Nationalism is not a disease
Impressed with Brown’s certainty, his lack of any fear of independence – “nationalism should not be regarded as a disease” – I wrote his remarks, quoted above, in my journal, a beacon of light in a contradictory world of diverse socialist doctrines, from Italy’s Gramsci to France’s Sartre, from Sweden’s Olaf Palme to Scotland’s Hugh MacDiarmid, from H. G. Wells to Bertrand Russell, all purporting to be radically Left Wing, all dominated by the threat of succeeding Tory governments as the natural party of the United Kingdom.

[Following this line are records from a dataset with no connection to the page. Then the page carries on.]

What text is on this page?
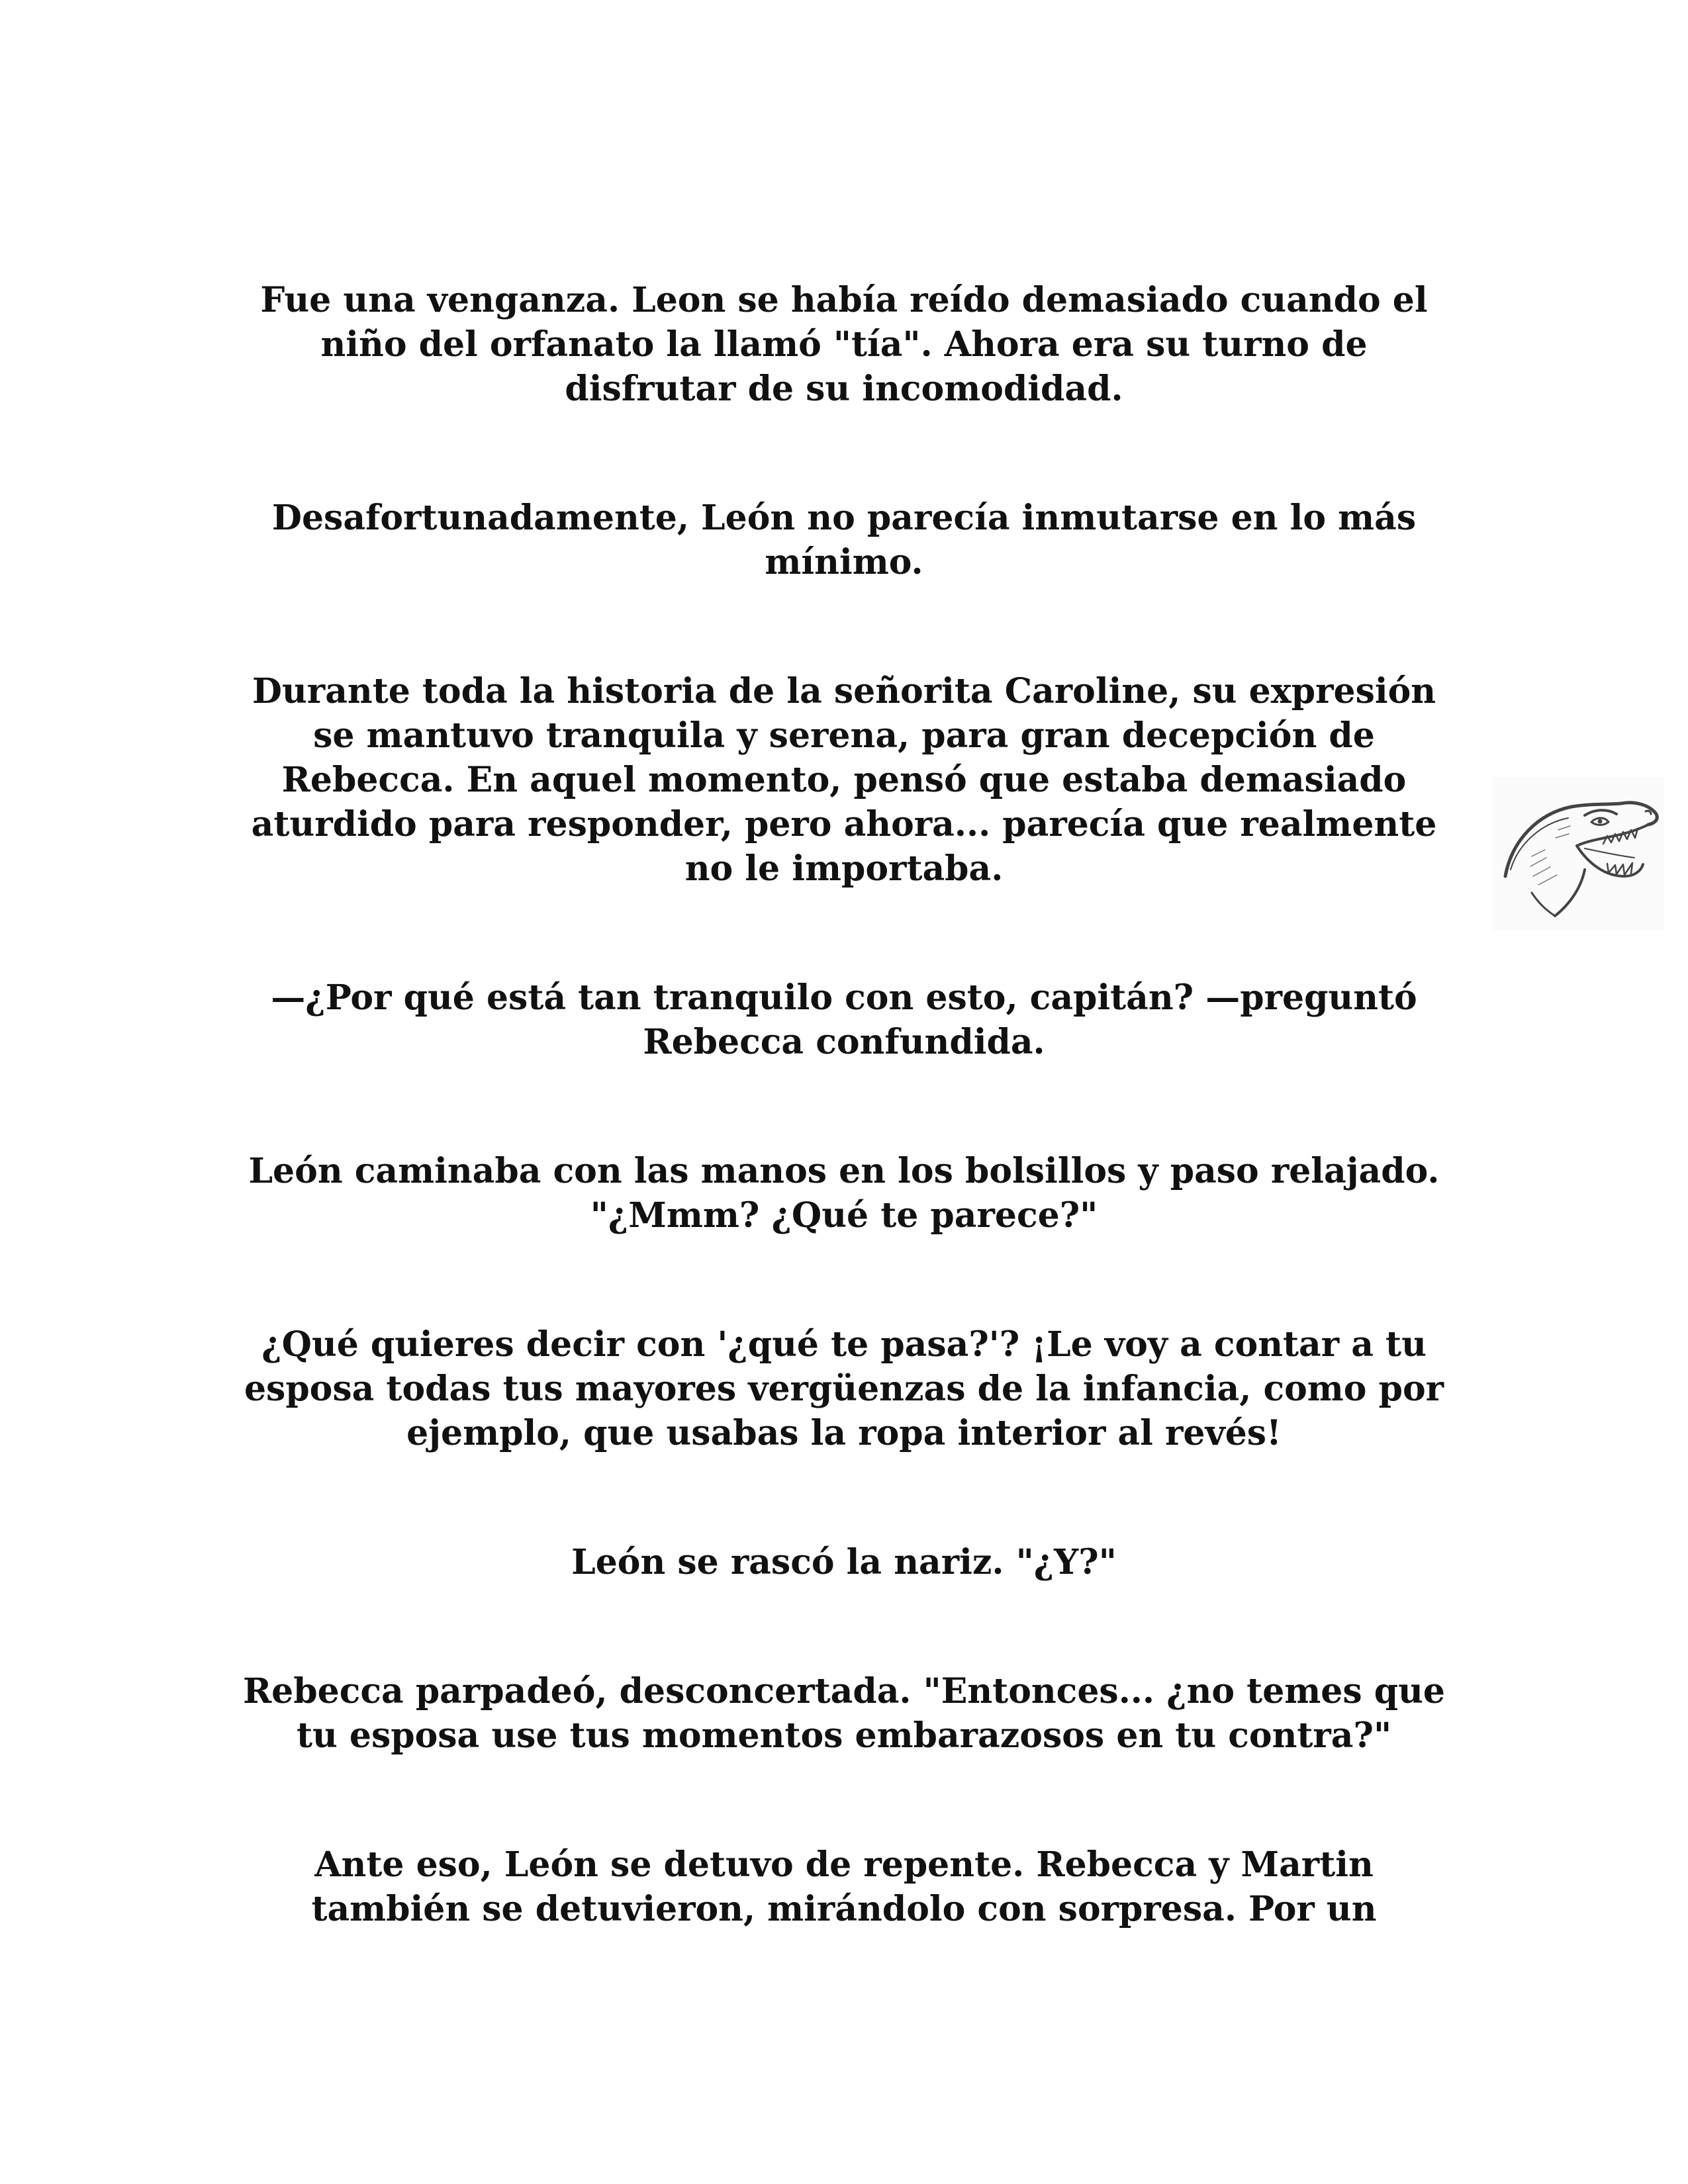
Fue una venganza. Leon se había reído demasiado cuando el
niño del orfanato la llamó "tía". Ahora era su turno de
disfrutar de su incomodidad.

Desafortunadamente, León no parecía inmutarse en lo más
mínimo.

Durante toda la historia de la señorita Caroline, su expresión
se mantuvo tranquila y serena, para gran decepción de
Rebecca. En aquel momento, pensó que estaba demasiado
aturdido para responder, pero ahora... parecía que realmente
no le importaba.

—¿Por qué está tan tranquilo con esto, capitán? —preguntó
Rebecca confundida.

León caminaba con las manos en los bolsillos y paso relajado.
"¿Mmm? ¿Qué te parece?"

¿Qué quieres decir con '¿qué te pasa?'? ¡Le voy a contar a tu
esposa todas tus mayores vergüenzas de la infancia, como por
ejemplo, que usabas la ropa interior al revés!

León se rascó la nariz. "¿Y?"

Rebecca parpadeó, desconcertada. "Entonces... ¿no temes que
tu esposa use tus momentos embarazosos en tu contra?"

Ante eso, León se detuvo de repente. Rebecca y Martin
también se detuvieron, mirándolo con sorpresa. Por un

Radicalism isn’t just for Christmas
When he became an MP, Brown’s socialist radicalism all but disappeared. Under Blair and the rejection of Clause Four, Browns party had become the party of business, a carbon copy of Conservative orthodoxy, only with a slightly different emphasis. What he had for the electorate was taxation cartwheels, shocks and rescue for the Bank of England and its satellites, and a smile remindful of rigor mortis.
Brown wanted to help the working class and poor of Scotland, and in the Red Paper he made it clear that if the Union could not do, then to hell with the union. Today we see him tell us rule from Westminster is the only choice.
A difference of priorities
Salmond and now Sturgeon offer the people of Scotland a plebiscite – two in 310 years! -to choose a destiny that can lead to a social democracy, and if we choose self-governance, to know it is ours without fear of interference. Brown is the politician who saved the careers and bonuses of the criminal class banksters. He became the very thing he detested.
The difference between Brown’s nationalism and that of the SNP is monumental .
Only one choice can deliver the mechanisms of progressive change for Scotland and it isn’t Gordon Brown. It never was.